Une course contre la montre est engagée contre l’épidémie meurtrière d’Ebola dans l’est de la République démocratique du Congo. Cependant, les responsables et les organisations humanitaires travaillant sur le terrain ont révélé la gravité de la situation dans leurs déclarations à Reuters. Travailleurs de la santé ; Il lui manque du personnel pour détecter les cas suspects, des ambulances pour transporter les patients et même les matériaux de construction les plus élémentaires nécessaires à la construction des centres de quarantaine.

Exactement un mois s’est écoulé depuis que l’Organisation mondiale de la santé (OMS) a déclaré l’état d’urgence mondiale, et le nombre de cas confirmés dus à la rare variante Bundibugyo du virus a rapidement dépassé les 800. Les experts préviennent que si l’épidémie continue de se propager à ce rythme, elle pourrait devenir « l’épidémie d’Ebola la plus meurtrière de l’histoire », laissant même derrière elle la catastrophe ouest-africaine de 2014-2016 qui a tué plus de 11 000 personnes.

On estime que le nombre actuel de cas ne représente que la pointe de l’iceberg en raison de l’insuffisance des installations de test et du manque de données. De plus, même les cas détectés ne peuvent pas toujours être isolés et traités.

RÉPONSE DU MINISTRE DE LA SANTÉ DU CONGO AUX RÉCLAMATIONS ‘L’ÉPIDÉMIE EST HORS DE CONTRÔLE’

Le ministre congolais de la Santé, Samuel-Roger Kamba, n’a pas accepté les affirmations selon lesquelles l’épidémie était hors de contrôle.

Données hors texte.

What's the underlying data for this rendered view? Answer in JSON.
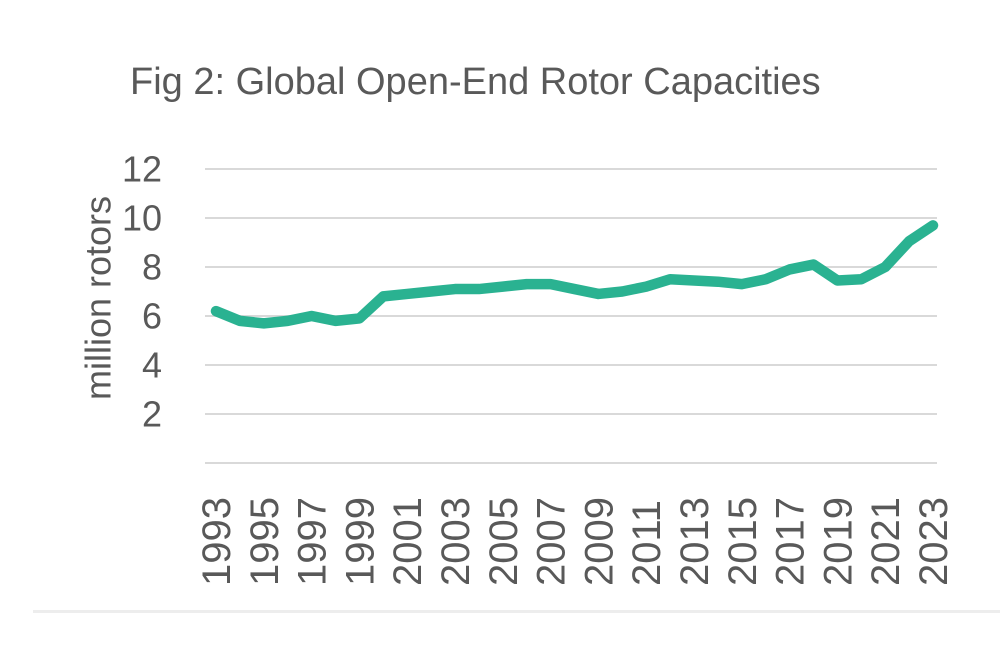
{
  "chart_data": {
    "type": "line",
    "title": "Fig 2: Global Open-End Rotor Capacities",
    "ylabel": "million rotors",
    "x": [
      1993,
      1994,
      1995,
      1996,
      1997,
      1998,
      1999,
      2000,
      2001,
      2002,
      2003,
      2004,
      2005,
      2006,
      2007,
      2008,
      2009,
      2010,
      2011,
      2012,
      2013,
      2014,
      2015,
      2016,
      2017,
      2018,
      2019,
      2020,
      2021,
      2022,
      2023
    ],
    "values": [
      6.2,
      5.8,
      5.7,
      5.8,
      6.0,
      5.8,
      5.9,
      6.8,
      6.9,
      7.0,
      7.1,
      7.1,
      7.2,
      7.3,
      7.3,
      7.1,
      6.9,
      7.0,
      7.2,
      7.5,
      7.45,
      7.4,
      7.3,
      7.5,
      7.9,
      8.1,
      7.45,
      7.5,
      8.0,
      9.05,
      9.7
    ],
    "xticks": [
      1993,
      1995,
      1997,
      1999,
      2001,
      2003,
      2005,
      2007,
      2009,
      2011,
      2013,
      2015,
      2017,
      2019,
      2021,
      2023
    ],
    "yticks": [
      2,
      4,
      6,
      8,
      10,
      12
    ],
    "ylim": [
      0,
      12
    ],
    "grid": true,
    "legend_position": "none",
    "colors": {
      "line": "#2ab291",
      "grid": "#d9d9d9",
      "text": "#595959",
      "divider": "#ededed",
      "background": "#ffffff"
    }
  }
}
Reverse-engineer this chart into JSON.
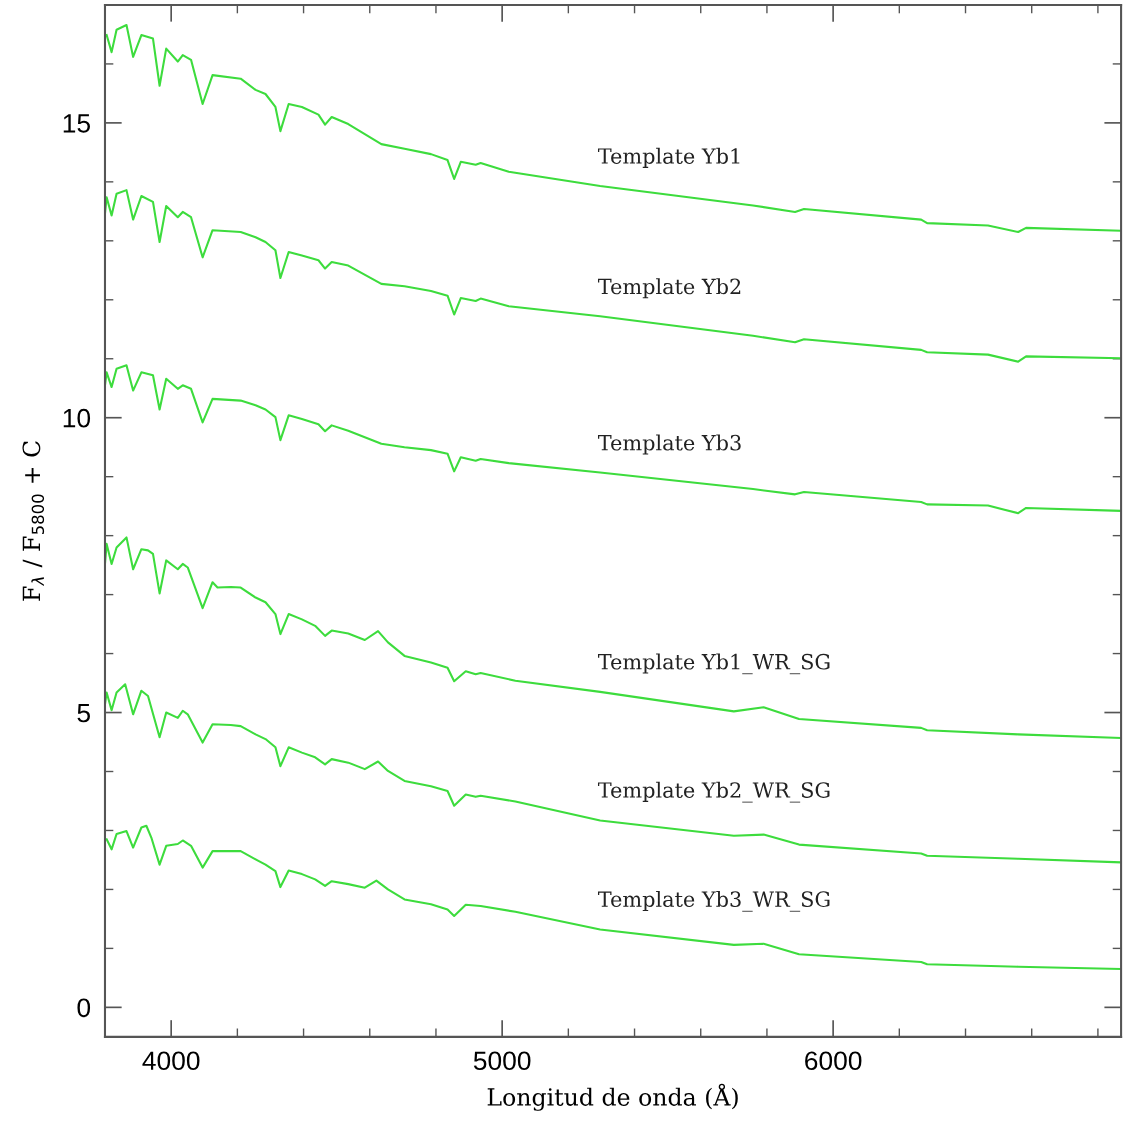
{
  "chart_data": {
    "type": "line",
    "xlabel": "Longitud de onda (Å)",
    "ylabel": "F$_{λ}$ / F$_{5800}$ + C",
    "xlim": [
      3800,
      6870
    ],
    "ylim": [
      -0.5,
      17
    ],
    "xticks": [
      {
        "value": 4000,
        "label": "4000"
      },
      {
        "value": 4200,
        "label": null
      },
      {
        "value": 4400,
        "label": null
      },
      {
        "value": 4600,
        "label": null
      },
      {
        "value": 4800,
        "label": null
      },
      {
        "value": 5000,
        "label": "5000"
      },
      {
        "value": 5200,
        "label": null
      },
      {
        "value": 5400,
        "label": null
      },
      {
        "value": 5600,
        "label": null
      },
      {
        "value": 5800,
        "label": null
      },
      {
        "value": 6000,
        "label": "6000"
      },
      {
        "value": 6200,
        "label": null
      },
      {
        "value": 6400,
        "label": null
      },
      {
        "value": 6600,
        "label": null
      },
      {
        "value": 6800,
        "label": null
      }
    ],
    "yticks": [
      {
        "value": 0,
        "label": "0"
      },
      {
        "value": 1,
        "label": null
      },
      {
        "value": 2,
        "label": null
      },
      {
        "value": 3,
        "label": null
      },
      {
        "value": 4,
        "label": null
      },
      {
        "value": 5,
        "label": "5"
      },
      {
        "value": 6,
        "label": null
      },
      {
        "value": 7,
        "label": null
      },
      {
        "value": 8,
        "label": null
      },
      {
        "value": 9,
        "label": null
      },
      {
        "value": 10,
        "label": "10"
      },
      {
        "value": 11,
        "label": null
      },
      {
        "value": 12,
        "label": null
      },
      {
        "value": 13,
        "label": null
      },
      {
        "value": 14,
        "label": null
      },
      {
        "value": 15,
        "label": "15"
      },
      {
        "value": 16,
        "label": null
      },
      {
        "value": 17,
        "label": null
      }
    ],
    "series": [
      {
        "name": "Template Yb1",
        "color": "#3ddc3d",
        "x": [
          3805,
          3820,
          3835,
          3865,
          3885,
          3910,
          3945,
          3965,
          3985,
          4020,
          4035,
          4060,
          4095,
          4125,
          4210,
          4255,
          4285,
          4315,
          4330,
          4355,
          4395,
          4445,
          4465,
          4485,
          4535,
          4635,
          4705,
          4785,
          4835,
          4855,
          4875,
          4920,
          4935,
          5020,
          5296,
          5758,
          5885,
          5912,
          6266,
          6284,
          6468,
          6559,
          6583,
          6867
        ],
        "values": [
          16.49,
          16.2,
          16.58,
          16.66,
          16.12,
          16.49,
          16.43,
          15.63,
          16.26,
          16.04,
          16.15,
          16.07,
          15.32,
          15.81,
          15.75,
          15.56,
          15.49,
          15.27,
          14.86,
          15.32,
          15.27,
          15.14,
          14.97,
          15.1,
          14.98,
          14.64,
          14.56,
          14.47,
          14.37,
          14.05,
          14.34,
          14.29,
          14.32,
          14.17,
          13.93,
          13.6,
          13.49,
          13.54,
          13.36,
          13.3,
          13.26,
          13.15,
          13.22,
          13.17
        ]
      },
      {
        "name": "Template Yb2",
        "color": "#3ddc3d",
        "x": [
          3800,
          3805,
          3820,
          3835,
          3865,
          3885,
          3910,
          3945,
          3965,
          3985,
          4020,
          4035,
          4060,
          4095,
          4125,
          4210,
          4255,
          4285,
          4315,
          4330,
          4355,
          4395,
          4445,
          4465,
          4485,
          4535,
          4635,
          4705,
          4785,
          4835,
          4855,
          4875,
          4920,
          4935,
          5020,
          5296,
          5758,
          5885,
          5912,
          6266,
          6284,
          6468,
          6559,
          6583,
          6867
        ],
        "values": [
          13.46,
          13.74,
          13.43,
          13.8,
          13.86,
          13.36,
          13.76,
          13.66,
          12.98,
          13.59,
          13.4,
          13.49,
          13.4,
          12.72,
          13.18,
          13.15,
          13.06,
          12.98,
          12.84,
          12.37,
          12.81,
          12.75,
          12.67,
          12.53,
          12.64,
          12.58,
          12.27,
          12.23,
          12.15,
          12.07,
          11.75,
          12.03,
          11.98,
          12.02,
          11.89,
          11.72,
          11.39,
          11.28,
          11.33,
          11.15,
          11.11,
          11.07,
          10.95,
          11.04,
          11.01
        ]
      },
      {
        "name": "Template Yb3",
        "color": "#3ddc3d",
        "x": [
          3800,
          3805,
          3820,
          3835,
          3865,
          3885,
          3910,
          3945,
          3965,
          3985,
          4020,
          4035,
          4060,
          4095,
          4125,
          4210,
          4255,
          4285,
          4315,
          4330,
          4355,
          4395,
          4445,
          4465,
          4485,
          4535,
          4635,
          4705,
          4785,
          4835,
          4855,
          4875,
          4920,
          4935,
          5020,
          5296,
          5758,
          5885,
          5912,
          6266,
          6284,
          6468,
          6559,
          6583,
          6867
        ],
        "values": [
          10.55,
          10.77,
          10.52,
          10.83,
          10.89,
          10.46,
          10.77,
          10.72,
          10.14,
          10.66,
          10.49,
          10.55,
          10.49,
          9.92,
          10.32,
          10.29,
          10.21,
          10.14,
          10.01,
          9.62,
          10.04,
          9.98,
          9.89,
          9.77,
          9.87,
          9.78,
          9.56,
          9.5,
          9.45,
          9.39,
          9.09,
          9.33,
          9.27,
          9.3,
          9.23,
          9.07,
          8.79,
          8.7,
          8.74,
          8.57,
          8.53,
          8.51,
          8.38,
          8.47,
          8.42
        ]
      },
      {
        "name": "Template Yb1_WR_SG",
        "color": "#3ddc3d",
        "x": [
          3800,
          3805,
          3820,
          3835,
          3865,
          3885,
          3910,
          3930,
          3945,
          3965,
          3985,
          4020,
          4035,
          4050,
          4095,
          4125,
          4140,
          4180,
          4210,
          4255,
          4285,
          4315,
          4330,
          4355,
          4395,
          4435,
          4465,
          4485,
          4535,
          4585,
          4625,
          4655,
          4705,
          4785,
          4835,
          4855,
          4890,
          4920,
          4935,
          5040,
          5296,
          5700,
          5790,
          5897,
          6266,
          6284,
          6559,
          6867
        ],
        "values": [
          7.52,
          7.86,
          7.52,
          7.8,
          7.97,
          7.43,
          7.77,
          7.75,
          7.69,
          7.02,
          7.58,
          7.43,
          7.52,
          7.46,
          6.77,
          7.21,
          7.12,
          7.13,
          7.12,
          6.95,
          6.87,
          6.67,
          6.33,
          6.67,
          6.58,
          6.47,
          6.3,
          6.39,
          6.34,
          6.23,
          6.38,
          6.19,
          5.96,
          5.85,
          5.76,
          5.53,
          5.7,
          5.65,
          5.67,
          5.54,
          5.35,
          5.02,
          5.09,
          4.89,
          4.74,
          4.7,
          4.63,
          4.57
        ]
      },
      {
        "name": "Template Yb2_WR_SG",
        "color": "#3ddc3d",
        "x": [
          3800,
          3805,
          3820,
          3835,
          3861,
          3885,
          3910,
          3930,
          3965,
          3985,
          4020,
          4035,
          4050,
          4095,
          4125,
          4180,
          4210,
          4255,
          4285,
          4315,
          4330,
          4355,
          4395,
          4435,
          4465,
          4485,
          4535,
          4585,
          4625,
          4655,
          4705,
          4785,
          4835,
          4855,
          4890,
          4920,
          4935,
          5040,
          5296,
          5700,
          5790,
          5897,
          6266,
          6284,
          6559,
          6867
        ],
        "values": [
          5.14,
          5.34,
          5.04,
          5.34,
          5.48,
          4.97,
          5.37,
          5.28,
          4.58,
          5.0,
          4.91,
          5.03,
          4.97,
          4.49,
          4.8,
          4.79,
          4.77,
          4.63,
          4.55,
          4.41,
          4.09,
          4.41,
          4.32,
          4.24,
          4.12,
          4.21,
          4.15,
          4.04,
          4.17,
          4.01,
          3.84,
          3.75,
          3.67,
          3.42,
          3.61,
          3.57,
          3.59,
          3.49,
          3.17,
          2.91,
          2.93,
          2.76,
          2.61,
          2.57,
          2.52,
          2.46
        ]
      },
      {
        "name": "Template Yb3_WR_SG",
        "color": "#3ddc3d",
        "x": [
          3805,
          3820,
          3835,
          3865,
          3885,
          3910,
          3925,
          3940,
          3965,
          3985,
          4020,
          4035,
          4060,
          4095,
          4125,
          4180,
          4210,
          4255,
          4285,
          4315,
          4330,
          4355,
          4395,
          4435,
          4465,
          4485,
          4535,
          4585,
          4620,
          4655,
          4705,
          4785,
          4835,
          4855,
          4890,
          4935,
          5040,
          5296,
          5700,
          5790,
          5897,
          6266,
          6284,
          6559,
          6867
        ],
        "values": [
          2.85,
          2.68,
          2.94,
          2.99,
          2.71,
          3.05,
          3.08,
          2.88,
          2.42,
          2.74,
          2.77,
          2.83,
          2.74,
          2.37,
          2.65,
          2.65,
          2.65,
          2.51,
          2.42,
          2.31,
          2.04,
          2.32,
          2.26,
          2.17,
          2.06,
          2.14,
          2.09,
          2.03,
          2.15,
          2.0,
          1.83,
          1.75,
          1.66,
          1.55,
          1.74,
          1.72,
          1.62,
          1.32,
          1.06,
          1.08,
          0.9,
          0.77,
          0.73,
          0.69,
          0.65
        ]
      }
    ]
  }
}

Le ministre Kamba a fait valoir qu’ils avaient formé 1 200 agents de terrain et envoyé un millier d’entre eux sur le terrain pour faire du porte-à-porte et surveiller les contacts, et que le taux de recherche des contacts était actuellement de 63 pour cent.

Alors que les médecins sur le terrain ne trouvent même pas de masque, le variant Bundibugyo, pour lequel il n’existe aucun vaccin ni traitement éprouvé contre le virus, a jusqu’à présent infecté des dizaines de professionnels de la santé. L’Union africaine n’a jusqu’à présent réussi à collecter qu’un cinquième du budget du plan d’action d’urgence de 518 millions de dollars qu’elle a préparé pour lutter contre l’épidémie.